Depois de muito aguardar, depois de muito variados clientes me ultrapassarem, depois de um bom bocado em que me vi completamente ignorado, pedi o livro de reclamações. O que eu fui fazer!
Pressionado por um funcionário mais novo para mo entregar, o senhor saca do telemóvel e diz que está a ligar para a GNR. "Para a GNR?", pergunto, algo aturdido. "Sim, quero que estejam cá a vê-lo preencher a reclamação". Não só por respeito aos GNR, que terão, certamente, muito mais que fazer, como ainda a mim mesmo e aos consumidores em geral, comecei a ferver. Claro que a GNR tinha mais que fazer, ainda que o funcionário tenha decidido justificar-se com uma historinha de embalar bebés pequeninos de que quando se preenche uma reclamação deve estar presente a GNR.
Desligado o telemóvel, o esforçado senhor muda de atitude e começa a desculpar-se, dizendo que tenho razão e por aí fora, mas que tenho que compreender e que estão ali há muito tempo e etc. e tal. Pelo meio, mete-se uma popular, a qual, com ar de comiseração, fixando-me bem nos olhos, me ensina que se trata de um dia diferente e que tenho obrigação de compreender.
"Sabe, o livro de reclamações é um direito legalmente garantido a qualquer cidadão e isso da GNR é um disparate", dou-me ao trabalho de explicar ao senhor. Que sim, que pois, que tenho razão, que tenho que compreender. "Bom, no meu trabalho, se faço alguma coisa muito mal, posso ter que enfrentar problemas sérios", digo. "Sim, sim, mas o senhor trabalha oito horas por dia...", justifica-se.
Como se fazia tarde e precisava mesmo de comprar as flores e despachar-me dali para fora, acabei por comprar o ramo e não preencher livro de reclamações nenhum. De certo modo, fiz mal. Porque contribuí para o prolongar de situações e atitudes absolutamente negativas.
Não tenho que desculpar nem tenho que compreender. Vocês também não. A atitude é moralmente errada, comercialmente idiota e perfeitamente ilegal. Moralizar a sociedade não é proibir o fumo em todo o lado. Moralizar a sociedade não é telefonar anonimanente para a polícia quando alguém faz uma festinha de amigos uma vez no ano.

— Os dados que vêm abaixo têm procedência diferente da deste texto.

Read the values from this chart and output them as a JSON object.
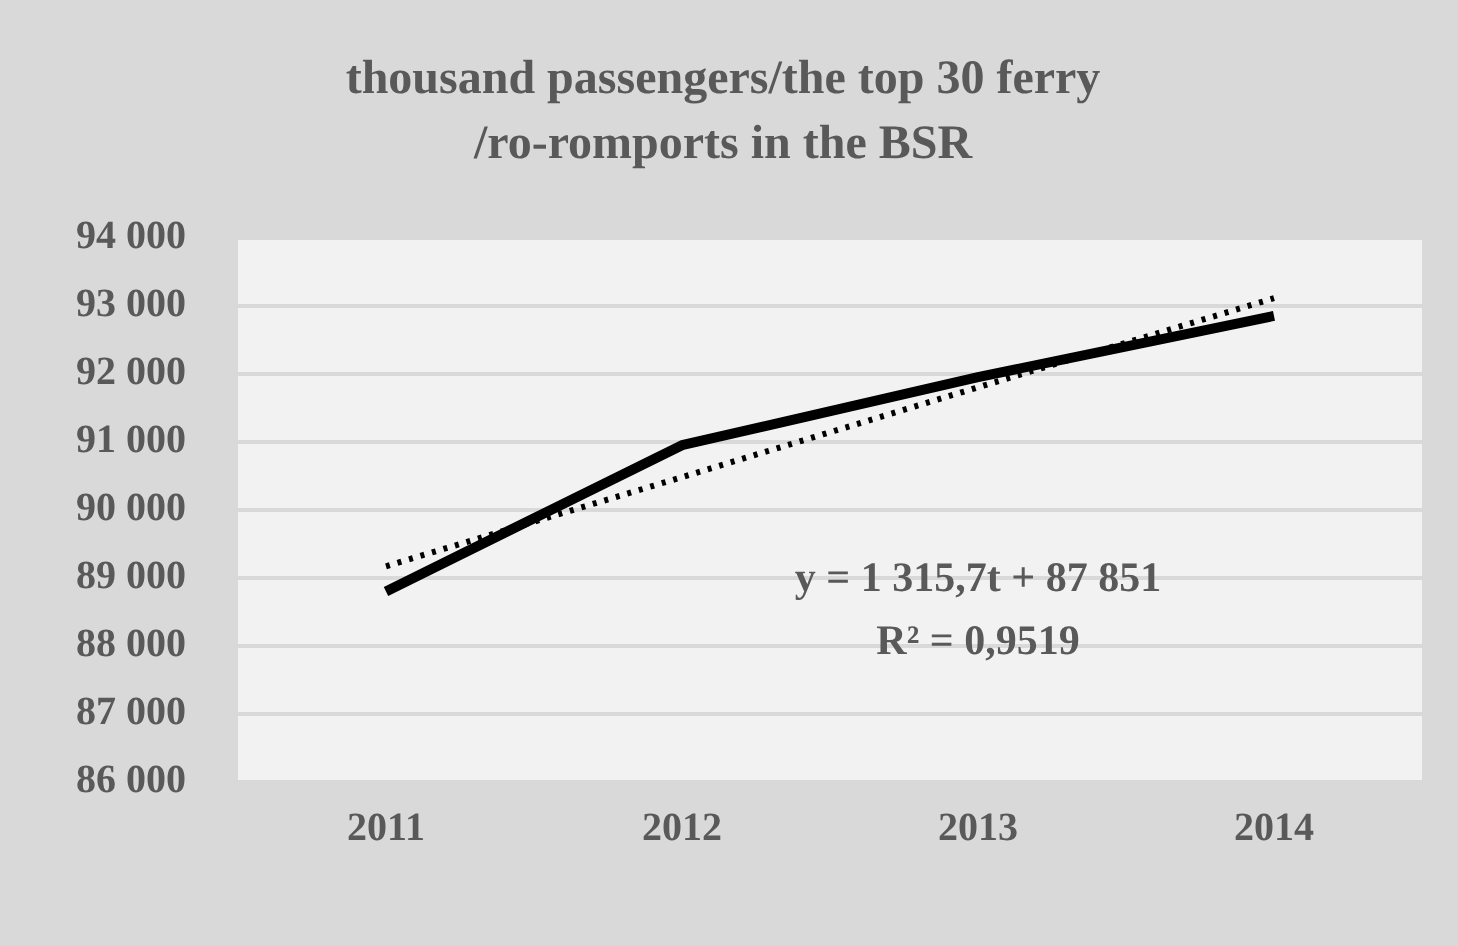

Moralizar a sociedade não é arruinar classes inteiras por conveniência egoísta, incapacidade de desempenhar o seu próprio papel e inveja pura. Moralizar a sociedade é muito mais do que isso e passa por as pessoas não tomarem sistematicamente o partido de quem infringe a lei, recomendando compreensão para o crime e lastimando quem entende que algo está bastante errado.
Fui embora sem preencher o livro. Mas não me quero ir embora sem vos deixar, aos consumidores e à Inspecção das Actividades Económicas, este nome: Artezé. Na Maia. E certamente que haverá mais Artezés por esse país fora...


Imagem de www.deviantart.com (fotografia de ashley T).

9 Comments:

At 2:59 da tarde, Blogger Antonio Santos said...

Também acho que o livro de reclamações é para ser usado, senão perde o sentido. Temos o dever, e não apenas o direito, de reclamar e de nos indignarmos. Da tua experiência, e até porque vivo na Maia, fica o registo - Arteze

 
At 6:22 da tarde, Blogger Jorge Simões said...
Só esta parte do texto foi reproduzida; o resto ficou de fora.